Query
Processing in Web Search Engines: Techniques
and Challenges
By
-
Prof. Torsten Suel
Principal
Research Scientist, Yahoo!Research
Associate
Professor, Department of Computer and Information
Science, Polytechnic University, Brooklyn,
New York
-
|
Date:
April 30, 2008 (Wednesday) |
Time:
2:00p.m. - 3:00p.m. |
Venue:
Rm. 1009 William MW Mong Engineering Building,
CUHK |
Abstract
:
Large
web search engines have to answer thousands of queries
per second with interactive response times. Due to
the size of the data sets involved, usually in the
range of many terabytes, a single query may require
the processing of hundreds of megabytes or gigabytes
of index data. To keep up with this immense workload,
large search engines employ clusters of thousands
of machines, and various techniques such as caching,
index compression, and index and query pruning are
used to improve scalability. In this talk, we provide
a brief introduction to query processing in large
web search engines. We outline the basic architecture
and query execution framework, describe various techniques
for query optimization, and discuss recent developments
and open research challenges in this research area.

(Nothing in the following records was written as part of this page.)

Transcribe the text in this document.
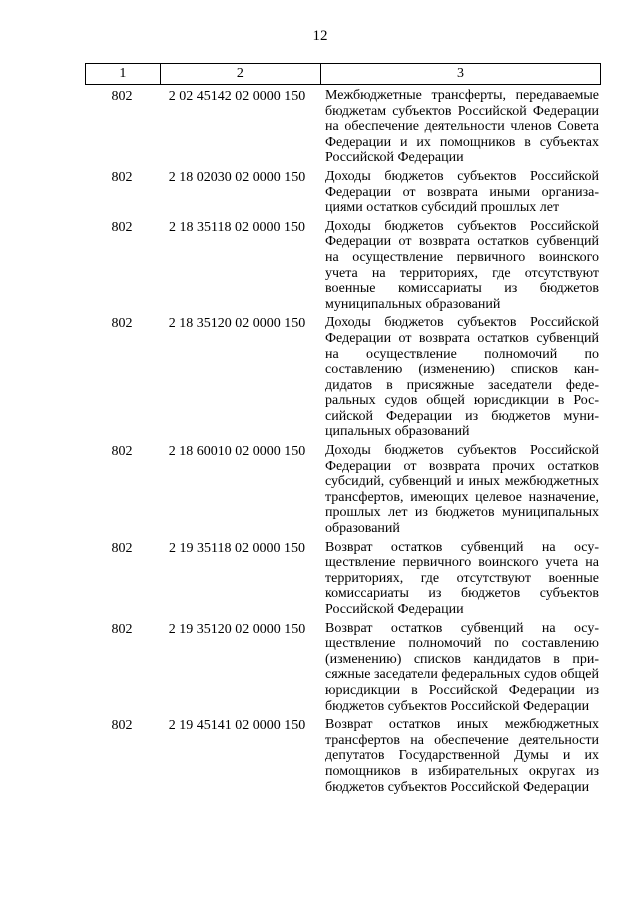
12
1	2	3
802	2 02 45142 02 0000 150	Межбюджетные трансферты, передаваемые бюджетам субъектов Российской Федерации на обеспечение деятельности членов Совета Федерации и их помощников в субъектах Российской Федерации
802	2 18 02030 02 0000 150	Доходы бюджетов субъектов Российской Федерации от возврата иными организациями остатков субсидий прошлых лет
802	2 18 35118 02 0000 150	Доходы бюджетов субъектов Российской Федерации от возврата остатков субвенций на осуществление первичного воинского учета на территориях, где отсутствуют военные комиссариаты из бюджетов муниципальных образований
802	2 18 35120 02 0000 150	Доходы бюджетов субъектов Российской Федерации от возврата остатков субвенций на осуществление полномочий по составлению (изменению) списков кандидатов в присяжные заседатели федеральных судов общей юрисдикции в Российской Федерации из бюджетов муниципальных образований
802	2 18 60010 02 0000 150	Доходы бюджетов субъектов Российской Федерации от возврата прочих остатков субсидий, субвенций и иных межбюджетных трансфертов, имеющих целевое назначение, прошлых лет из бюджетов муниципальных образований
802	2 19 35118 02 0000 150	Возврат остатков субвенций на осуществление первичного воинского учета на территориях, где отсутствуют военные комиссариаты из бюджетов субъектов Российской Федерации
802	2 19 35120 02 0000 150	Возврат остатков субвенций на осуществление полномочий по составлению (изменению) списков кандидатов в присяжные заседатели федеральных судов общей юрисдикции в Российской Федерации из бюджетов субъектов Российской Федерации
802	2 19 45141 02 0000 150	Возврат остатков иных межбюджетных трансфертов на обеспечение деятельности депутатов Государственной Думы и их помощников в избирательных округах из бюджетов субъектов Российской Федерации
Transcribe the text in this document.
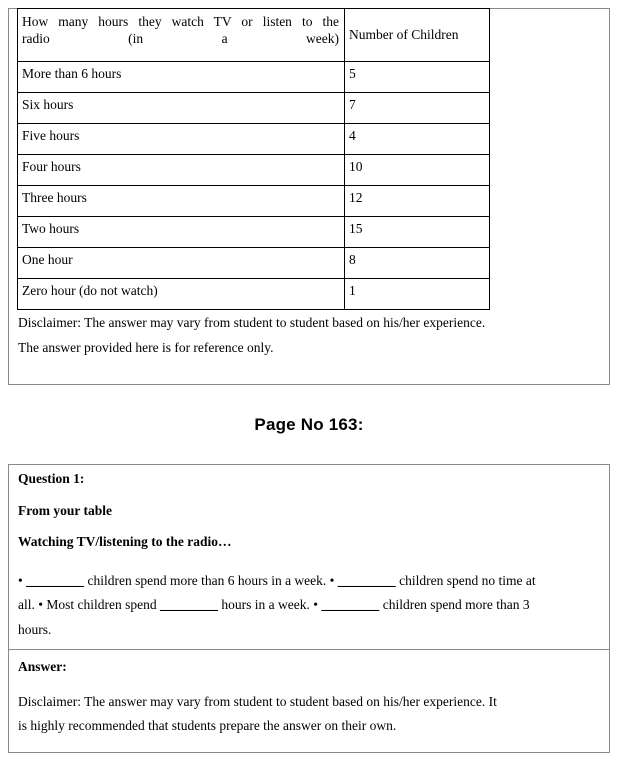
How many hours they watch TV or listen to the
radio (in a week)	Number of Children
More than 6 hours	5
Six hours	7
Five hours	4
Four hours	10
Three hours	12
Two hours	15
One hour	8
Zero hour (do not watch)	1
Disclaimer: The answer may vary from student to student based on his/her experience.
The answer provided here is for reference only.
Page No 163:
Question 1:
From your table
Watching TV/listening to the radio…
• ________ children spend more than 6 hours in a week. • ________ children spend no time at
all. • Most children spend ________ hours in a week. • ________ children spend more than 3
hours.
Answer:
Disclaimer: The answer may vary from student to student based on his/her experience. It
is highly recommended that students prepare the answer on their own.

The talk will be largely self-contained and should
be accessible to anybody with a general background
in Computer Science.
Biography
:
Torsten
Suel is a Principal Research Scientist at Yahoo! Research,
and an Associate Professor in the Department of Computer
and Information Science at Polytechnic University
in Brooklyn, NY. He received a Diplom degree from
the Technical University of Braunschweig (Germany),
and a Ph.D. from the University of Texas at Austin.
After postdoctoral research at the NEC Research Institute,
UC Berkeley, and Bell Labs, he joined Polytechnic
University in the Fall of 1998. His main research
interests are in the areas of web search engines and
web data mining, algorithms, databases, and distributed
systems.
|